Комдив. Ключи от ворот Ленинграда - Олег Таругин
Шрифт:
Интервал:
Закладка:
– Это уже который по счету? – явно усмехнувшись, перебил его Пядышев.
– Четвертый или пятый, – в тон ему ответил Сергей. – Поскольку мои наводчики не всегда позволяли им полностью закончить работу, сложно точно подсчитать. А уж после обстрела – сами понимаете, сплошные дробные числа выходят, поскольку ничего целого не остается.
– Очень хорошо! Благодарю за службу, Дмитрий Акимович, знатно вы германцам всыпали. Значит, предполагаете, что пока вас оставят в покое?
– Практически уверен. Кемпфу просто нечем наступать, большая часть бронетехники потеряна, а одной пехотой наши позиции не взять. Полагаю, будут ждать подкрепления.
– Добро. Бомбардировщики помогли?
– Так точно, отлично летуны отработали! Наделали у немцев шороху – и у реки, и в тылу.
– Ну, без ваших разведданных они бы так точно не отбомбились, так что вашей разведке тоже отдельная благодарность. Что планируете делать дальше?
– Продолжать удерживать плацдарм до последней возможности. Правда, снарядов к зениткам и гаубицам маловато, уж больно они прожорливые, что первые, что вторые, но я отправил транспорт, скоро должны подвезти.
– Будут сложности – немедленно сообщите. Помогу всем, чем смогу. Да, и вот еще что, Дмитрий Акимович – предвижу ваш вопрос, потому отвечу первым: в районе Большого Сабска все в порядке, отбились. Посложнее, чем вам, пришлось, но справились. И помощь вовремя подошла. Так что благодарю за весьма своевременное предупреждение!
– Служу Советскому Союзу, товарищ командующий!

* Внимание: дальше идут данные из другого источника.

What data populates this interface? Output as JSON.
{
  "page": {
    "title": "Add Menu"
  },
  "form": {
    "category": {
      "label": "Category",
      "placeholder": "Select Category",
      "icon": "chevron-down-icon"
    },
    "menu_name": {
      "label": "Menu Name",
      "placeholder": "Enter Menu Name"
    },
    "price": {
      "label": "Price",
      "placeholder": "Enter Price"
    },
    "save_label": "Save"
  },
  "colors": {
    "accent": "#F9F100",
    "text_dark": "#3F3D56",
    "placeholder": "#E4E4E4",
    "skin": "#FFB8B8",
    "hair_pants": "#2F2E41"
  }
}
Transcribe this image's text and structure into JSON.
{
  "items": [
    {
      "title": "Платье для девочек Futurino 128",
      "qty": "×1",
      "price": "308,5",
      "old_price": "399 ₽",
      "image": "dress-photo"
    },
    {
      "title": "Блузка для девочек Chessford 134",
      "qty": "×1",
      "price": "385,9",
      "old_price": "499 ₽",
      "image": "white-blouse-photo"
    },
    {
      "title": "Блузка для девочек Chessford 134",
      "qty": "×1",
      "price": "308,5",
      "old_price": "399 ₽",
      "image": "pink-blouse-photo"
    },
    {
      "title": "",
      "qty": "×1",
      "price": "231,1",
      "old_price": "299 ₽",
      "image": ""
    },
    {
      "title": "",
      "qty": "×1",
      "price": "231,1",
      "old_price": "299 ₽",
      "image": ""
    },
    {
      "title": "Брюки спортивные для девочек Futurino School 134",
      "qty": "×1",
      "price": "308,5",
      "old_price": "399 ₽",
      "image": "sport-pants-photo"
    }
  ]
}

– До свидания, товарищ полковник. Удачи!
Завершив разговор, Кобрин дал отбой и подошел к столу. Взглянув на испещренную разноцветными пометками карту местности, глубоко вздохнул. Да, похоже и на самом деле устал. И башка отчего-то разболелась. Может, и на самом деле подремать минут сорок? Вряд ли за это время что-то серьезное произойдет, а если даже и так – Марусов вон на боевом посту, разберется, что делать и кого бить.
Неожиданно сильно, до тошноты закружилась голова, и чтобы не упасть, Сергей вынужден был опереться о столешницу обеими руками. И все равно начал грузно заваливаться в сторону. В глазах потемнело, сознание гасло, словно лампа, на которую подают все меньше и меньше энергии.
– Товарищ полковник, вам нехорошо? – Встревоженный адъютант подскочил, подставляя плечо. С другой стороны метнулся кто-то из штабных офицеров. – Что с вами?!
Ответить Сергей не успел – да его разум и не воспринял заданный вопрос. Последней осознанной мыслью стало: «Неужели ночи дождаться не могли? Зачем прямо сейчас-то меня выдергивать?»
Затем все исчезло…
Капитан Минаев, конец августа 1941 года
– Товарищ капитан, обождите, пожалуйста! – Внезапно раздавшийся за спиной голос заставил Минаева остановиться.
Обернувшись, он увидел запыхавшегося от бега младшего лейтенанта госбезопасности. Контрразведчик оказался незнакомым, что даже несколько удивило: за неполный месяц бывший комбат 239-го СП, казалось, свел знакомство со всеми местными особистами, заодно исписав столько бумаги, сколько за всю предыдущую жизнь не тратил. И всех интересовало одно и то же: почему он ничего не помнит о событиях первых дней войны. А откуда ему знать, почему? Откуда?! Если последним осознанным воспоминанием остался поздний вечер двадцать первого июня, когда он ложился спать в расположении батальона, бывшем польском военном городке на окраине Граево? Затем – провал, заполненный какими-то разрозненными обрывками без начала и конца; отдельными, ничем не связанными между собой кадрами-картинками. Соединить их воедино, выстроить в нужной последовательности не удавалось никак.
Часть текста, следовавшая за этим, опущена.